Sócia Fabiana Fonseca comenta a utilização das quotas em tesouraria em sociedades limitadas

As quotas em tesouraria, seguindo as dinâmicas de funcionamento utilizadas nas sociedades anônimas, têm obtido adesão também nas sociedades limitadas. Utilizado como instrumento para manutenção e consistência da empresa, como meio de expansão do capital social da organização ou como ferramenta para atração de novos investidores, o mecanismo, cuja utilização foi consagrada nas sociedades anônimas, tem sido útil também nas sociedades limitadas. Esses, aliás, são apenas cenários dos efeitos de aplicação desse tipo de quotas, que têm por natureza a aquisição de parcela da sociedade por parte da própria sociedade, fortalecendo o negócio e evitando, por exemplo, a desvalorização da participação em um momento que a empresa esteja se estruturando ou reestruturando.

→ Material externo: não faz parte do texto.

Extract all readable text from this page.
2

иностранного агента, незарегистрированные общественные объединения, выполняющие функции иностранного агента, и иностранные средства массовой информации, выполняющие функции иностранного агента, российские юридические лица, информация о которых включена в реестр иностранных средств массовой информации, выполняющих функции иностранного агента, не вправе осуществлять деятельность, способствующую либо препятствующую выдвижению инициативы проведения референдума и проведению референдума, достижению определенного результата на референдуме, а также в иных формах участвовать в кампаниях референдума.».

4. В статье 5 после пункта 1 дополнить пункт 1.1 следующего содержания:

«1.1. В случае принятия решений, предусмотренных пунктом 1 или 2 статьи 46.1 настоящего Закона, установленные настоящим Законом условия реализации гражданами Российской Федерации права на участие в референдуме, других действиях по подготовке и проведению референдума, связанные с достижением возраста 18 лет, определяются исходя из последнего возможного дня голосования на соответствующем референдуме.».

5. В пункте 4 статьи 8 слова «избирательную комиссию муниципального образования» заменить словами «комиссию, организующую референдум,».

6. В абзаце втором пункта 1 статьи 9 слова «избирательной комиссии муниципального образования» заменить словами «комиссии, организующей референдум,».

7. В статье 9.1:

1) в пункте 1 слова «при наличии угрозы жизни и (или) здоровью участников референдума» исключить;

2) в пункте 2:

Norma objetiva e suplementar

As quotas em tesouraria, até 2017, eram objeto de constante discussão quanto à sua legalidade dentro de sociedades limitadas. Enquanto a sua viabilidade dentro das sociedades anônimas sempre foi inconteste, discussões sobre sua aplicação subsidiária dentro das limitadas eram objeto de discordância. Até mesmo o Código Civil, de 2002, mostrou-se insuficiente para regulamentar o assunto, embora tenha aberto espaço para a incidência subsidiária da Lei nº 6.404/75 na regulamentação das sociedades limitadas.

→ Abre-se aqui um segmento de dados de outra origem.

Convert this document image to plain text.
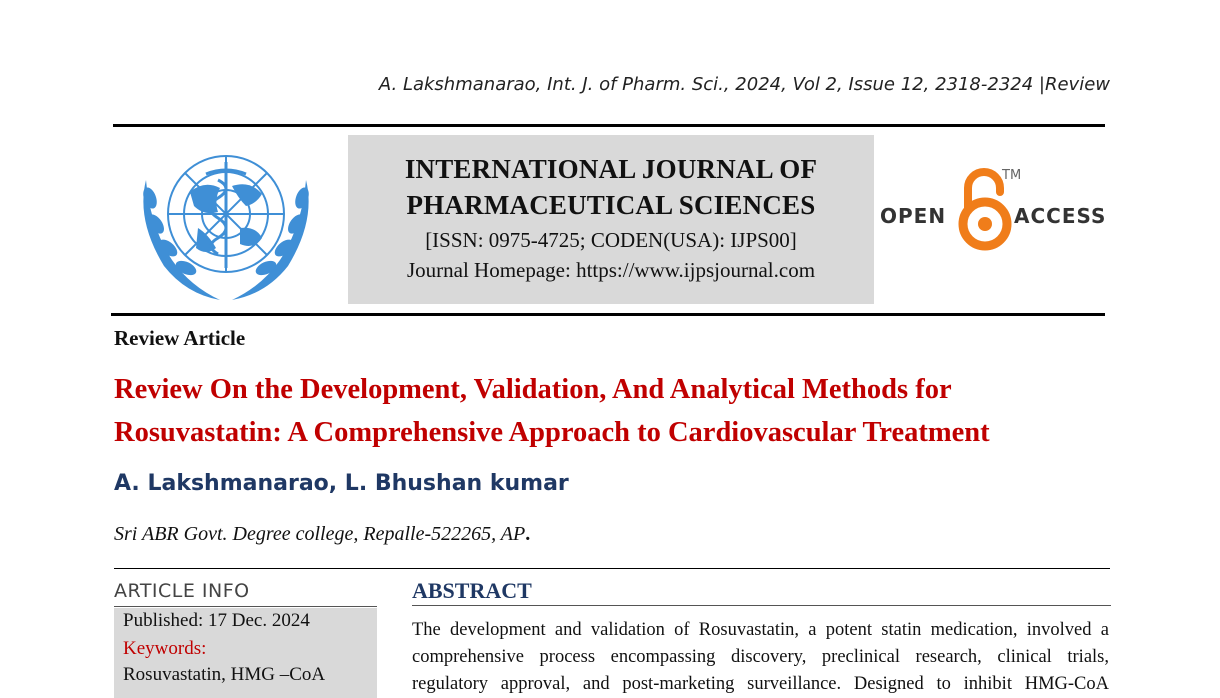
A. Lakshmanarao, Int. J. of Pharm. Sci., 2024, Vol 2, Issue 12, 2318-2324 |Review
INTERNATIONAL JOURNAL OF
PHARMACEUTICAL SCIENCES
[ISSN: 0975-4725; CODEN(USA): IJPS00]
Journal Homepage: https://www.ijpsjournal.com
OPEN
TM
ACCESS
Review Article
Review On the Development, Validation, And Analytical Methods for
Rosuvastatin: A Comprehensive Approach to Cardiovascular Treatment
A. Lakshmanarao, L. Bhushan kumar
Sri ABR Govt. Degree college, Repalle-522265, AP.
ARTICLE INFO
Published: 17 Dec. 2024
Keywords:
Rosuvastatin, HMG –CoA
ABSTRACT
The development and validation of Rosuvastatin, a potent statin medication, involved a
comprehensive process encompassing discovery, preclinical research, clinical trials,
regulatory approval, and post-marketing surveillance. Designed to inhibit HMG-CoA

Para colocar fim nessa discussão, o Departamento de Registro Empresarial e Integração – DREI editou a Instrução Normativa nº 38/2017, que tem como condão alterar os manuais de registro de diversas formas de organização empresarial, incluindo a sociedade limitada. Dentre os dispositivos desta instrução, restou sanado o problema das quotas em tesouraria nas sociedades limitadas, estando elas autorizadas a serem utilizadas neste tipo de organização.

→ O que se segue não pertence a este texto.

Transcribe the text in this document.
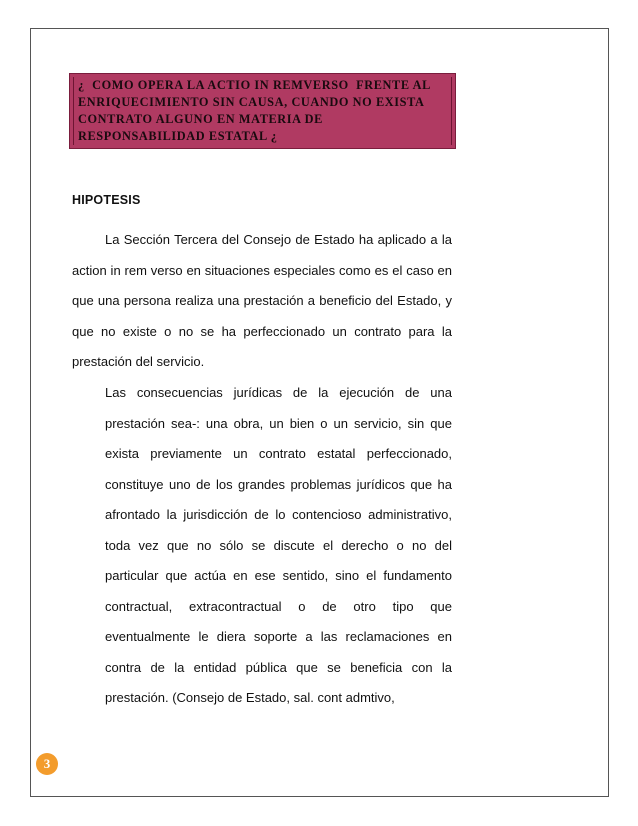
¿  COMO OPERA LA ACTIO IN REMVERSO  FRENTE AL
ENRIQUECIMIENTO SIN CAUSA, CUANDO NO EXISTA
CONTRATO ALGUNO EN MATERIA DE
RESPONSABILIDAD ESTATAL ¿
HIPOTESIS
La Sección Tercera del Consejo de Estado ha aplicado a la action in rem verso en situaciones especiales como es el caso en que una persona realiza una prestación a beneficio del Estado, y que no existe o no se ha perfeccionado un contrato para la prestación del servicio.
Las consecuencias jurídicas de la ejecución de una prestación sea-: una obra, un bien o un servicio, sin que exista previamente un contrato estatal perfeccionado, constituye uno de los grandes problemas jurídicos que ha afrontado la jurisdicción de lo contencioso administrativo, toda vez que no sólo se discute el derecho o no del particular que actúa en ese sentido, sino el fundamento contractual, extracontractual o de otro tipo que eventualmente le diera soporte a las reclamaciones en contra de la entidad pública que se beneficia con la prestación. (Consejo de Estado, sal. cont admtivo,
3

Funcionamento das quotas em tesouraria

Inicialmente, a norma estabelece que as quotas em tesouraria não podem integrar a sociedade limitada desde a sua constituição. Em outras palavras, elas devem sempre ser decorrentes da saída de um sócio ou expansão do capital social da empresa, pós fundação. Desta forma, protege-se a organização de um surgimento não vinculado integralmente a agentes de fora da sociedade, atestando a materialidade daquele ente comercial.

Derivadas de um momento posterior ao início da empresa, as quotas em tesouraria são importante instrumento de concentração do poder empresarial dentro da própria sociedade, bem como criação de uma reserva para atração de investidores ou mesmo colaboradores essenciais, como o caso de elas serem utilizadas para atendimentos dos contratos de stock options. Neste último, as quotas agiriam como atrativo para a contratação de mão-de-obra especializada, algo comum em startups e empresas de tecnologia, em que o contrato de trabalho é assinado normalmente, mas há um atrativo a mais: o contrato de participação na sociedade, com oferta de uma fração ao recrutado.

Para saber mais sobre stock options, confira o artigo Marco legal das stock options é aprovado no Senado e estabelece regulamentação para a modalidade clicando AQUI.

Restrições e vantagens

Embora as quotas em tesouraria suspendam o poder de voto e deliberação daquela parcela de capital, enquanto ela estiver sob propriedade da sociedade, esse “decréscimo” político pode ser necessário quando o que se pretende é manter o poder econômico e de valorização sob regência da sociedade.

Esse instrumento, aliás, também pode ser utilizado para integrar contratos de usufruto, denotando a importância de a propriedade das quotas cristalizarem-se como sendo da sociedade, porém sua posse e frutos dela serem destinados a interessados em integrar a empresa.

As quotas em tesouraria são um avanço na constituição social de sociedades limitadas. Embora elas reduzam a envergadura deliberativa da empresa, elas formam uma reserva essencial para a expansão econômica e estrutural da organização, sem maiores custos, senão representando a garantia de futuros aportes em função de suas negociações.